Утром мы воспользовались затишьем и отчалили. Но арктическое лето капризно. Через полчаса на воде появилась крупная рябь. Ветер посвежел. Волны становились, длиннее и как бы шелестели. Вскоре на поверхности моря кое-где появились барашки. Держа направление на окраину мыса и пересекая залив, мы теперь заметно отдалились от берега.

Впереди лодки вынырнула нерпа. Она то скрывалась под водой, то снова показывалась на поверхности. Коравги взял на изготовку карабин, и мы увлеклись охотой…

Между тем ветер крепчал, и море заволновалось. Видимо, над сушей уменьшилось атмосферное давление, и с севера двинулся поток холодного воздуха. Стена настуженного льдом воздуха, непрерывно двигаясь, оттеснила вершину морской волны вперед и образовала гребень. Еще выше и круче нарастали последующие волны. На поверхности моря появился водяной холм — один, другой.

Море разыгралось. Наша лодчонка иногда целиком пряталась между водяными валами. Ветер рассеивал гребни волн и обдавал нас водяной пылью, хотя мы и без того были мокры. Несмотря на это, мы не переставали выравнивать нос лодки, направляя ее навстречу несущимся на нас водяным волнам и избегая опасного крена. Позади послышался шум прибоя. Волны стремительно накатывало на берег, и мы стали тревожиться, но, к счастью, лодку уже поднесло к берегу. Вдруг ее подхватила высокая волна и, колыхнув как на качелях, кинула на заливаемый водой берег.

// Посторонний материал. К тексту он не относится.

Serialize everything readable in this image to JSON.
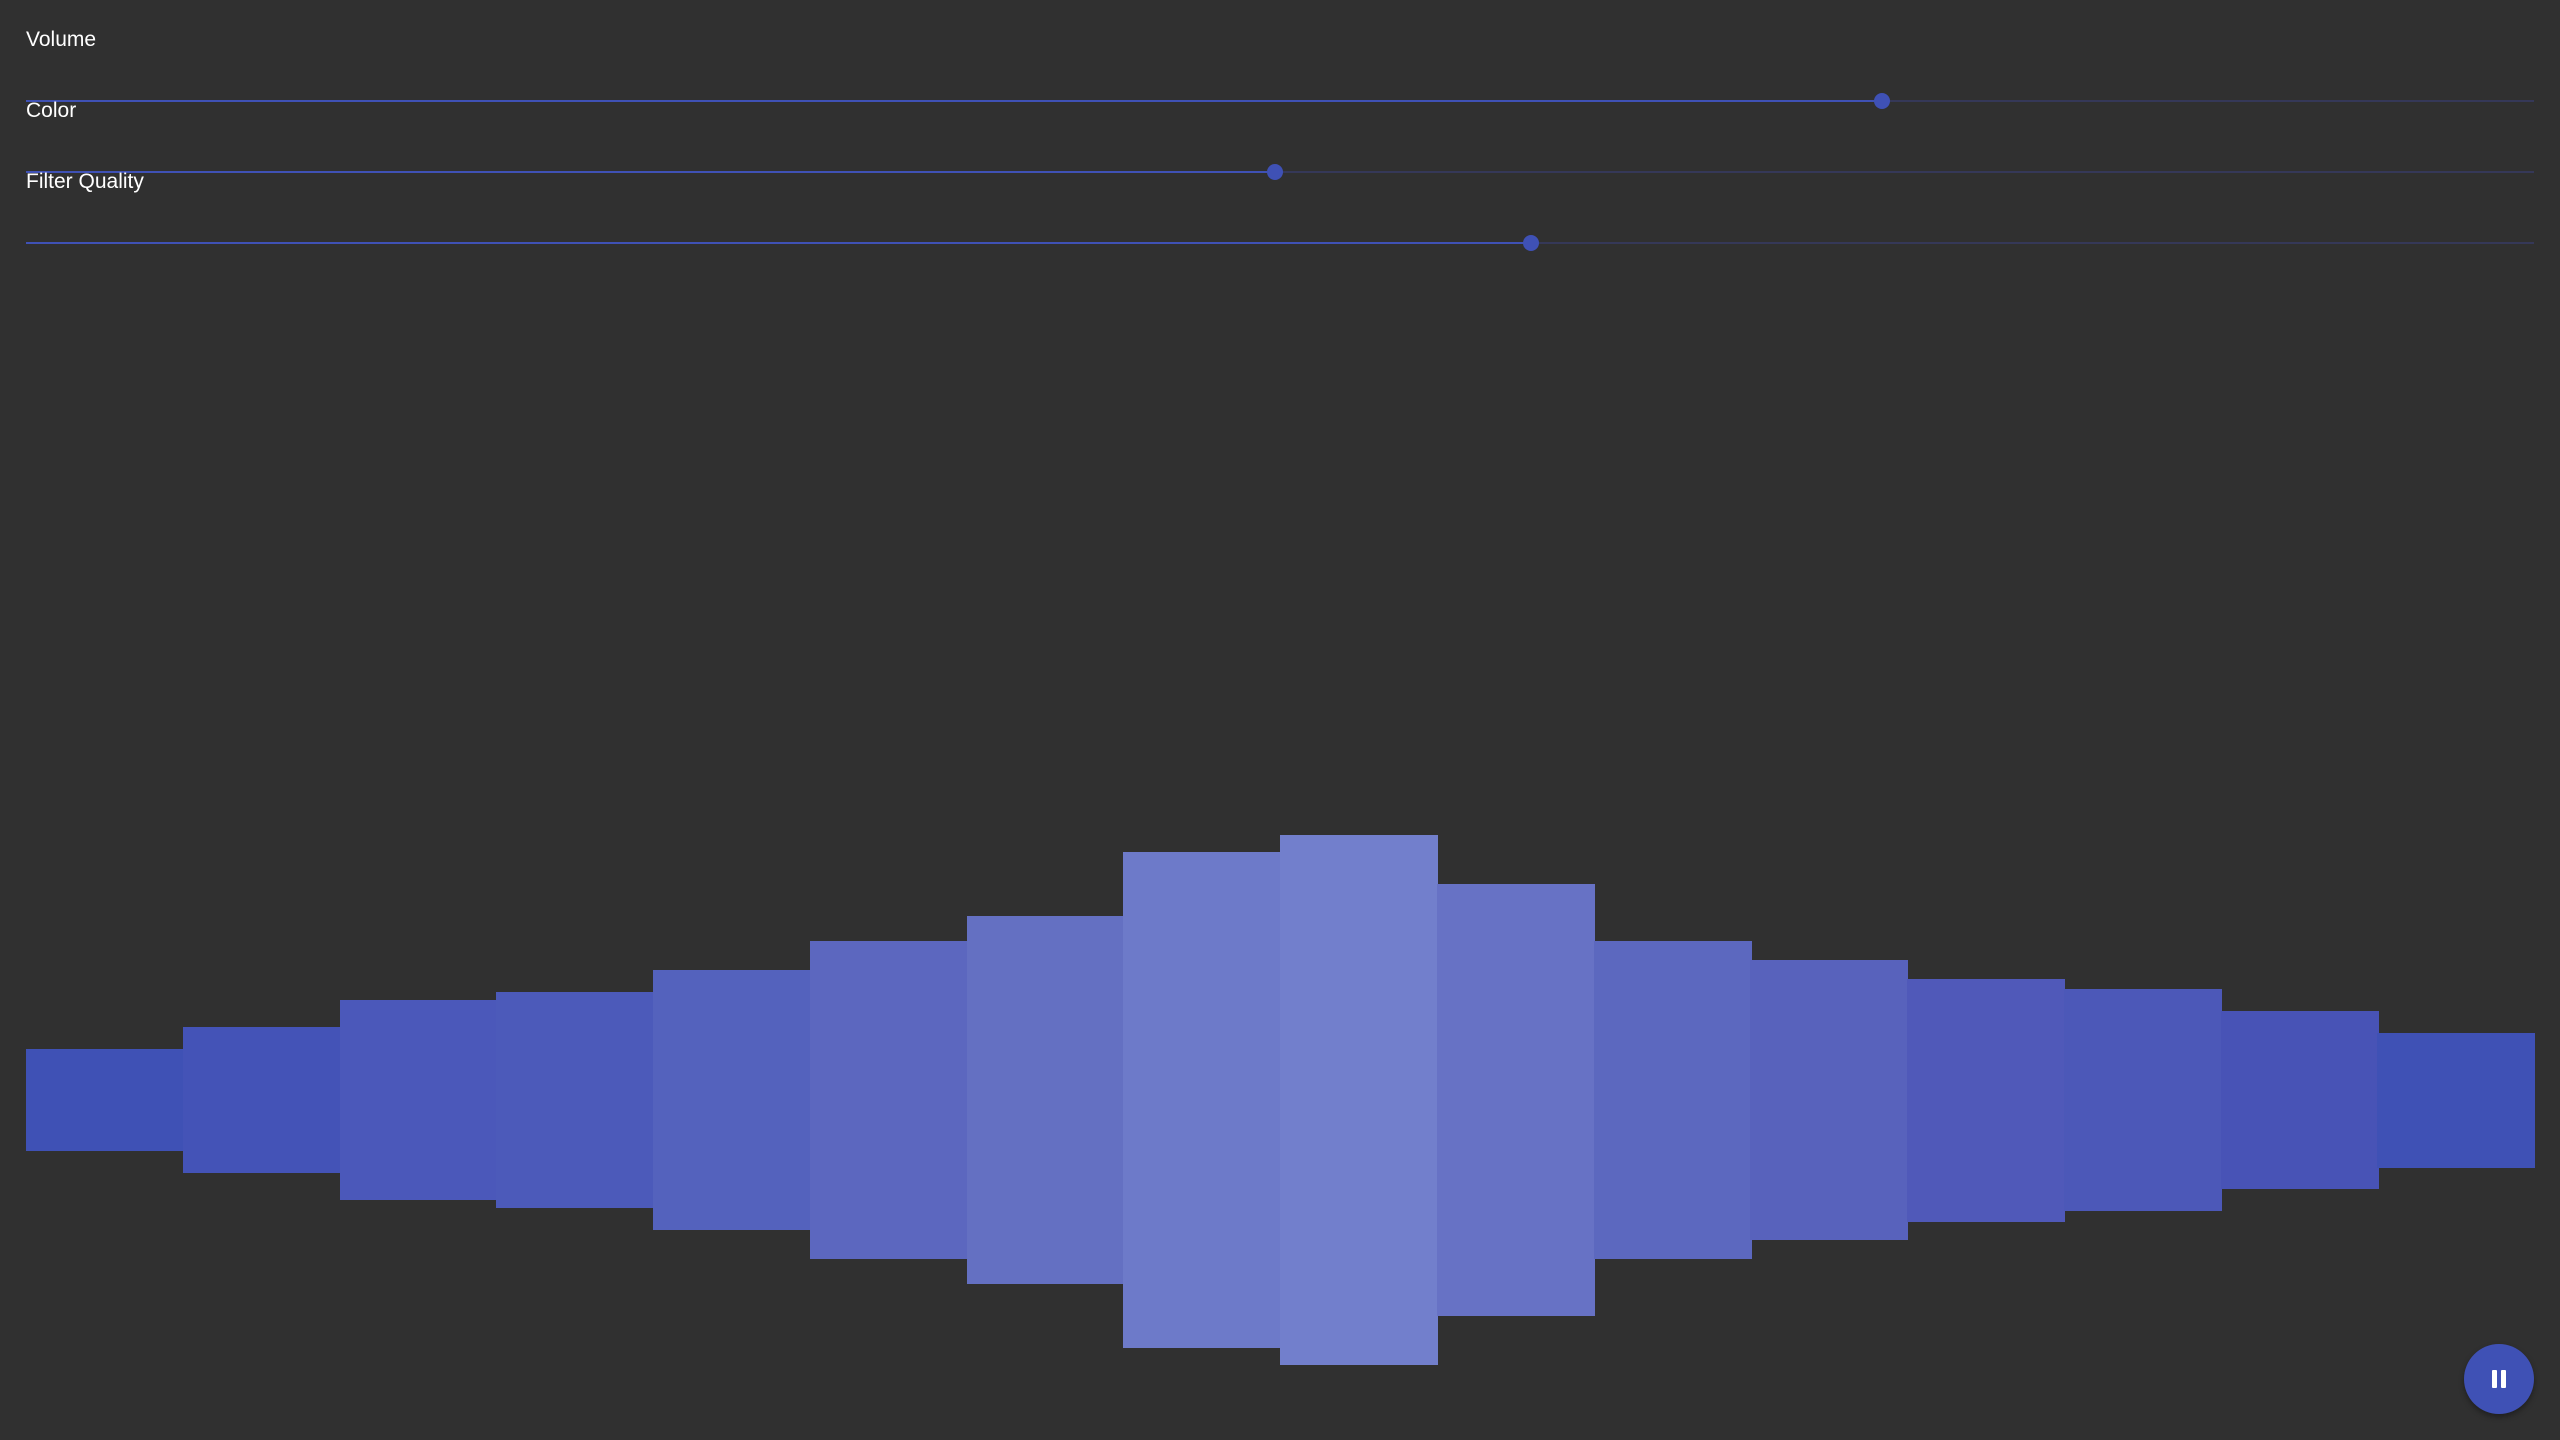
{
  "colors": {
    "background": "#303030",
    "accent": "#3f51b5",
    "text": "#ffffff"
  },
  "sliders": [
    {
      "label": "Volume",
      "value": 0.74
    },
    {
      "label": "Color",
      "value": 0.498
    },
    {
      "label": "Filter Quality",
      "value": 0.6
    }
  ],
  "visualizer": {
    "max_level": 1,
    "levels": [
      0.19,
      0.27,
      0.37,
      0.4,
      0.48,
      0.59,
      0.68,
      0.92,
      0.98,
      0.8,
      0.59,
      0.52,
      0.45,
      0.41,
      0.33,
      0.25
    ],
    "colors": [
      "#3f51b5",
      "#4453b7",
      "#4b58ba",
      "#4c5aba",
      "#5462bd",
      "#5c67bf",
      "#6470c2",
      "#6d7ac9",
      "#727fcc",
      "#6772c5",
      "#5c68bf",
      "#5862bc",
      "#5059b9",
      "#4c58b8",
      "#4853b6",
      "#3f51b5"
    ]
  },
  "controls": {
    "play_pause_icon": "pause-icon",
    "state": "playing"
  }
}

Мы выскочили в воду и, словно по команде схватившись за борты, изо всех сил поволокли лодку по береговому скату. В корму били новые волны, но море уже помогала нам. Последний водяной вал успел окатить нас еще раз холодной водой с головы до ног.

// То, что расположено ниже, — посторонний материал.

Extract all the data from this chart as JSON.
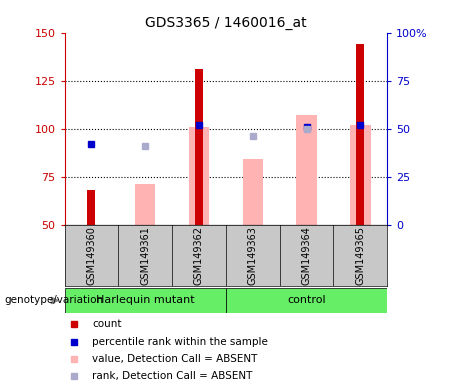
{
  "title": "GDS3365 / 1460016_at",
  "samples": [
    "GSM149360",
    "GSM149361",
    "GSM149362",
    "GSM149363",
    "GSM149364",
    "GSM149365"
  ],
  "ylim_left": [
    50,
    150
  ],
  "ylim_right": [
    0,
    100
  ],
  "yticks_left": [
    50,
    75,
    100,
    125,
    150
  ],
  "yticks_right": [
    0,
    25,
    50,
    75,
    100
  ],
  "yticklabels_right": [
    "0",
    "25",
    "50",
    "75",
    "100%"
  ],
  "count_values": [
    68,
    null,
    131,
    null,
    null,
    144
  ],
  "count_color": "#cc0000",
  "pink_bar_values": [
    null,
    71,
    101,
    84,
    107,
    102
  ],
  "pink_bar_color": "#ffb3b3",
  "blue_square_values": [
    92,
    null,
    102,
    null,
    101,
    102
  ],
  "blue_square_color": "#0000cc",
  "lavender_square_values": [
    null,
    91,
    null,
    96,
    100,
    null
  ],
  "lavender_square_color": "#aaaacc",
  "plot_bg_color": "#ffffff",
  "left_axis_color": "#cc0000",
  "right_axis_color": "#0000cc",
  "sample_bg_color": "#c8c8c8",
  "group_bg_color": "#66ee66",
  "legend_items": [
    "count",
    "percentile rank within the sample",
    "value, Detection Call = ABSENT",
    "rank, Detection Call = ABSENT"
  ],
  "legend_colors": [
    "#cc0000",
    "#0000cc",
    "#ffb3b3",
    "#aaaacc"
  ],
  "hq_label": "Harlequin mutant",
  "ctrl_label": "control",
  "genotype_label": "genotype/variation"
}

Мы быстро разгрузили лодку и оттащили ее подальше от разбушевавшегося моря.

Убедившись, что наш груз в целости, развели костер. Спички у Коравги сохранились сухими: он носит их на груди, под одеждой, в кожаном кисете с табаком. Плавника на берегу было вдоволь.

Для просушки одежды мы соорудили костер, уложив дрова в виде шалаша. Получилось большое полыхающее пламя. Мы сняли мокрую одежду и белье и попытались согреться. Однако нас и тут подстерегала неудача.

Не прошло и часа, как вдруг хлынул дождь. После холодного купания и последовавшего затем «душа» мы сильно продрогли, так что даже в поставленной палатке долго не могли согреться. К вечеру дождь сменился густым туманом.

К утру туман рассеялся. Не мешкая, мы натянули на себя непросохшую одежду и пустились в плавание к более гостеприимным берегам. Свежий ветер пронизывал, казалось, до костей, а сырая одежда вовсе не грела.

Продвигались мы часа три и снова оказались окутанными пеленой непроницаемого тумана. Так продолжалось весь день: то непродолжительный туман, то короткое прояснение. Вот так разгар арктического лета!

Только на другой день, мы порадовались выглянувшему из. — за туч солнцу. Правда, с севера настойчиво дул ветер и море волновалось, но погода была похожа на летнюю, и тундра сразу похорошела.

Луговина у озера обильно поросла диким луком. Иначе его называют лук-резанец, или скорода. Словно кем-то посеянный, он привлек наше внимание своей зеленью, дудчатыми гладкими листьями (перьями, как говорит Коравги). И листья, и беловато-желтые луковицы содержат много витаминов и нередко заготовляются впрок на зиму как приправа к мясу или рыбе.

После полудня резко усилился северный ветер, море покрылось валами с пенистыми гребешками. Волны вгрызались в обрывы морского берега с ископаемым льдом и сильно разрушали их, образуя узкие ущелья, разнообразные коридоры, замысловатые окна.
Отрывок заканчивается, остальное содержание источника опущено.